Esse tipo de integração resulta somente em áreas de livre comércio e não contempla as dimensões da união aduaneira, da livre circulação de trabalhadores e da construção de instituições suprarregionais. Na realidade, essa pseudointegração não constrói uma cidadania comum, mas pode, por outro lado, construir muros, como o que separa o México dos EUA, países que fazem parte da área de livre comércio do NAFTA. Além disso, as áreas de livre comércio acabam se superpondo. Com isso, as áreas de livre comércio entre países de nível baixo ou mediano de desenvolvimento acabam se diluindo nas áreas de livre comércio formadas com países mais avançados.
O desafio essencial do Mercosul e da integração latino-americana de uma forma geral é, pois, o de transformar o processo de integração num processo de construção de direitos e cidadania comuns, para além da mera integração dos mercados.
A ruptura do mencionado círculo vicioso passa, portanto, por um novo papel do Parlamento, instância máxima de representação da cidadania de todos os Estados Partes no Mercosul.
O Parlamento do bloco tem como desafio principal aprofundar o compromisso democrático do Mercosul, ameaçado pelo autoritarismo histórico da região e pelo longo período de acúmulo desse déficit democrático do bloco.
Ao contrário de outros parlamentos regionais, como o Parlatino e o Parlamento Andino, que são meras instâncias de reuniões e debates, o Parlamento do Mercosul já tem algumas funções legislativas e um crucial papel a cumprir.
Cabe ao Parlamento do Mercosul, além de representar a voz dos cidadãos no processo de integração, empenhar-se na harmonização das legislações dos Estados Partes.
Meio ambiente, educação, questões aduaneiras, livre circulação de trabalhadores, agilização da solução de controvérsias, coordenação de políticas macroeconômicas, integração das cadeias produtivas, etc., são todos temas que precisam do empenho deste parlamento para encontrar a necessária ressonância na cidadania do Mercosul.
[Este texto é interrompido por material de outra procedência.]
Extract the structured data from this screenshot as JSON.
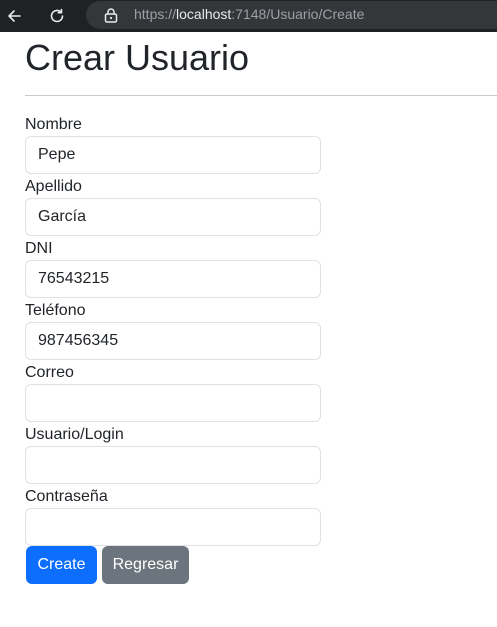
{
  "browser": {
    "url_scheme": "https://",
    "url_host": "localhost",
    "url_path": ":7148/Usuario/Create"
  },
  "page": {
    "title": "Crear Usuario"
  },
  "form": {
    "nombre": {
      "label": "Nombre",
      "value": "Pepe"
    },
    "apellido": {
      "label": "Apellido",
      "value": "García"
    },
    "dni": {
      "label": "DNI",
      "value": "76543215"
    },
    "telefono": {
      "label": "Teléfono",
      "value": "987456345"
    },
    "correo": {
      "label": "Correo",
      "value": ""
    },
    "usuario": {
      "label": "Usuario/Login",
      "value": ""
    },
    "contrasena": {
      "label": "Contraseña",
      "value": ""
    }
  },
  "actions": {
    "create_label": "Create",
    "back_label": "Regresar"
  },
  "colors": {
    "primary": "#0d6efd",
    "secondary": "#6c757d",
    "chrome_bg": "#202124"
  }
}
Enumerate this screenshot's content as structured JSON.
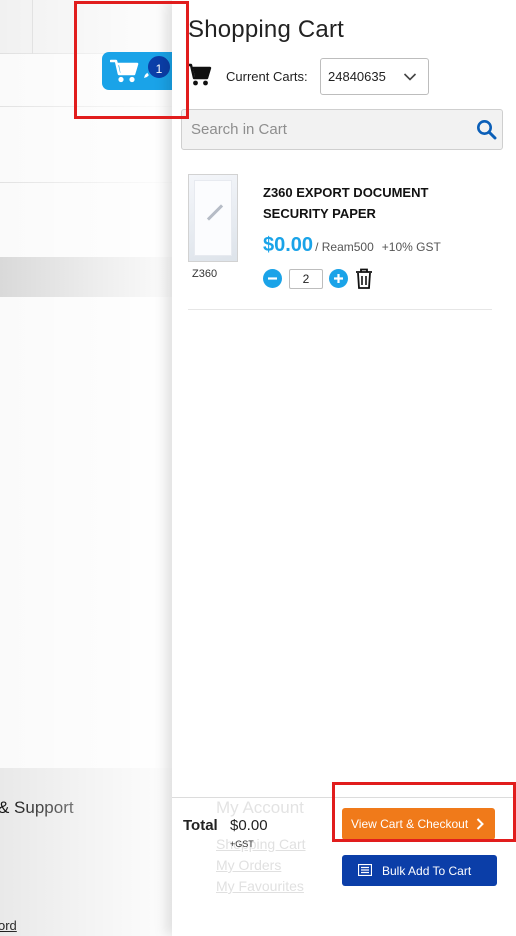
{
  "background": {
    "footer_heading": "& Support",
    "footer_link": "ord"
  },
  "header": {
    "cart_count": "1"
  },
  "drawer": {
    "title": "Shopping Cart",
    "current_carts_label": "Current Carts:",
    "current_cart_value": "24840635",
    "search_placeholder": "Search in Cart",
    "items": [
      {
        "name": "Z360 EXPORT DOCUMENT SECURITY PAPER",
        "sku": "Z360",
        "price": "$0.00",
        "unit": "/ Ream500",
        "gst_note": "+10% GST",
        "quantity": "2"
      }
    ],
    "footer": {
      "ghost_heading": "My Account",
      "ghost_links": [
        "Shopping Cart",
        "My Orders",
        "My Favourites"
      ],
      "total_label": "Total",
      "total_value": "$0.00",
      "total_gst": "+GST",
      "checkout_label": "View Cart & Checkout",
      "bulk_label": "Bulk Add To Cart"
    }
  },
  "colors": {
    "accent_blue": "#1aa3e8",
    "navy": "#0b3ea8",
    "checkout_orange": "#f07a1a",
    "highlight_red": "#e11d1d"
  }
}
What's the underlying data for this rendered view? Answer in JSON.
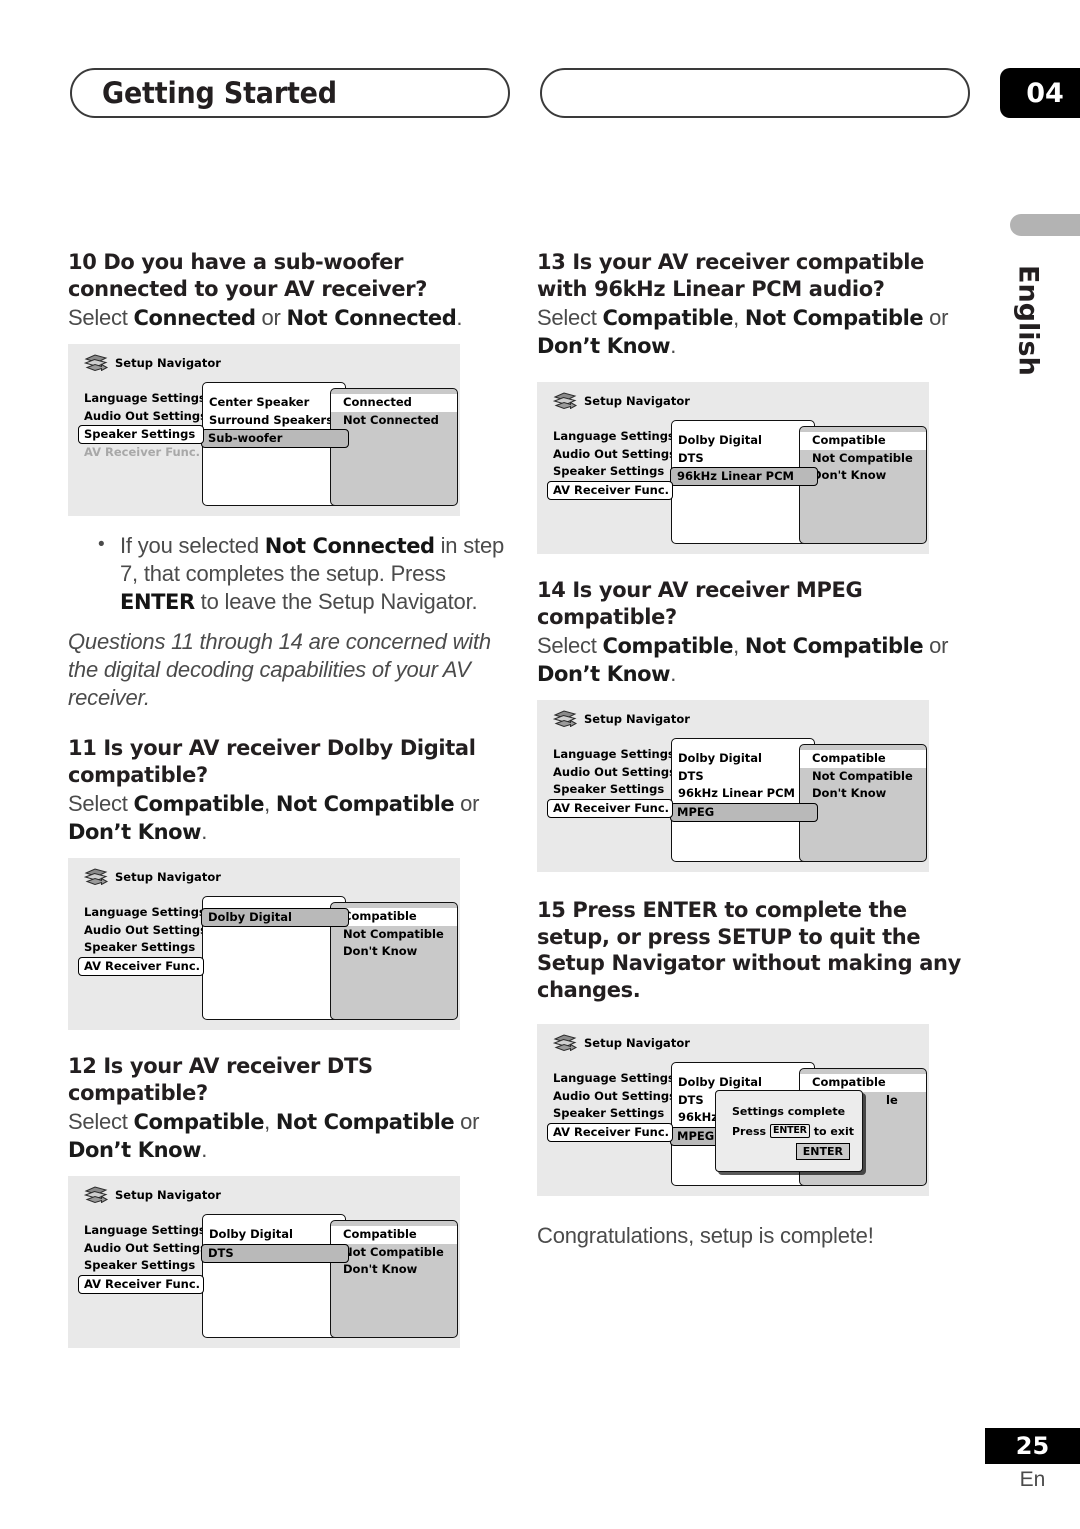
{
  "header": {
    "title": "Getting Started",
    "chapter": "04",
    "side_tab": "English"
  },
  "footer": {
    "page_number": "25",
    "language_code": "En"
  },
  "osd_common": {
    "window_title": "Setup Navigator",
    "icon": "setup-navigator-icon",
    "menu_items": [
      "Language Settings",
      "Audio Out Settings",
      "Speaker Settings",
      "AV Receiver Func."
    ]
  },
  "left_column": {
    "q10": {
      "number": "10",
      "title": "Do you have a sub-woofer connected to your AV receiver?",
      "select_prefix": "Select ",
      "option_a": "Connected",
      "joiner": " or ",
      "option_b": "Not Connected",
      "period": ".",
      "osd": {
        "selected_menu_index": 2,
        "dim_menu_index": 3,
        "mid_rows": [
          "Center Speaker",
          "Surround Speakers",
          "Sub-woofer"
        ],
        "mid_highlight_index": 2,
        "options": [
          "Connected",
          "Not Connected"
        ],
        "option_highlight_index": 0
      }
    },
    "bullet": {
      "text_1": "If you selected ",
      "bold_1": "Not Connected",
      "text_2": " in step 7, that completes the setup. Press ",
      "bold_2": "ENTER",
      "text_3": " to leave the Setup Navigator."
    },
    "note": "Questions 11 through 14 are concerned with the digital decoding capabilities of your AV receiver.",
    "q11": {
      "number": "11",
      "title": "Is your AV receiver Dolby Digital compatible?",
      "select_prefix": "Select ",
      "option_a": "Compatible",
      "comma": ", ",
      "option_b": "Not Compatible",
      "joiner": " or ",
      "option_c": "Don’t Know",
      "period": ".",
      "osd": {
        "selected_menu_index": 3,
        "dim_menu_index": -1,
        "mid_rows": [
          "Dolby Digital"
        ],
        "mid_highlight_index": 0,
        "options": [
          "Compatible",
          "Not Compatible",
          "Don't Know"
        ],
        "option_highlight_index": 0
      }
    },
    "q12": {
      "number": "12",
      "title": "Is your AV receiver DTS compatible?",
      "select_prefix": "Select ",
      "option_a": "Compatible",
      "comma": ", ",
      "option_b": "Not Compatible",
      "joiner": " or ",
      "option_c": "Don’t Know",
      "period": ".",
      "osd": {
        "selected_menu_index": 3,
        "dim_menu_index": -1,
        "mid_rows": [
          "Dolby Digital",
          "DTS"
        ],
        "mid_highlight_index": 1,
        "options": [
          "Compatible",
          "Not Compatible",
          "Don't Know"
        ],
        "option_highlight_index": 0
      }
    }
  },
  "right_column": {
    "q13": {
      "number": "13",
      "title": "Is your AV receiver compatible with 96kHz Linear PCM audio?",
      "select_prefix": "Select ",
      "option_a": "Compatible",
      "comma": ", ",
      "option_b": "Not Compatible",
      "joiner": " or ",
      "option_c": "Don’t Know",
      "period": ".",
      "osd": {
        "selected_menu_index": 3,
        "dim_menu_index": -1,
        "mid_rows": [
          "Dolby Digital",
          "DTS",
          "96kHz Linear PCM"
        ],
        "mid_highlight_index": 2,
        "options": [
          "Compatible",
          "Not Compatible",
          "Don't Know"
        ],
        "option_highlight_index": 0
      }
    },
    "q14": {
      "number": "14",
      "title": "Is your AV receiver MPEG compatible?",
      "select_prefix": "Select ",
      "option_a": "Compatible",
      "comma": ", ",
      "option_b": "Not Compatible",
      "joiner": " or ",
      "option_c": "Don’t Know",
      "period": ".",
      "osd": {
        "selected_menu_index": 3,
        "dim_menu_index": -1,
        "mid_rows": [
          "Dolby Digital",
          "DTS",
          "96kHz Linear PCM",
          "MPEG"
        ],
        "mid_highlight_index": 3,
        "options": [
          "Compatible",
          "Not Compatible",
          "Don't Know"
        ],
        "option_highlight_index": 0
      }
    },
    "q15": {
      "number": "15",
      "title": "Press ENTER to complete the setup, or press SETUP to quit the Setup Navigator without making any changes.",
      "osd": {
        "selected_menu_index": 3,
        "dim_menu_index": -1,
        "mid_rows": [
          "Dolby Digital",
          "DTS",
          "96kHz Li",
          "MPEG"
        ],
        "mid_highlight_index": 3,
        "options": [
          "Compatible",
          "le",
          ""
        ],
        "option_highlight_index": 0,
        "dialog": {
          "line1": "Settings complete",
          "line2_pre": "Press ",
          "line2_key": "ENTER",
          "line2_post": " to exit",
          "button": "ENTER"
        }
      }
    },
    "closing": "Congratulations, setup is complete!"
  }
}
Um tema, em especial, merece dedicação maior: a correção das assimetrias, em todos os níveis. Como afirmei em meu discurso quando assumi a presidência do Parlasul: “o Mercosul pode incluir países pequenos, mas, se quiser ter êxito, jamais poderá ter sócios minoritários. Todo o Estado tem de ter seus interesses contemplados e se beneficiar da integração. Todos, sem exceção, devem ser grandes dentro do Mercosul.”.
Mas é preciso enfatizar apesar de suas incompletudes, insuficiências e problemas, o Mercosul é um êxito.
Esse êxito se sobrepõe até mesmo ao marcado “mercoceticismo” que há nas forças conservadoras da região.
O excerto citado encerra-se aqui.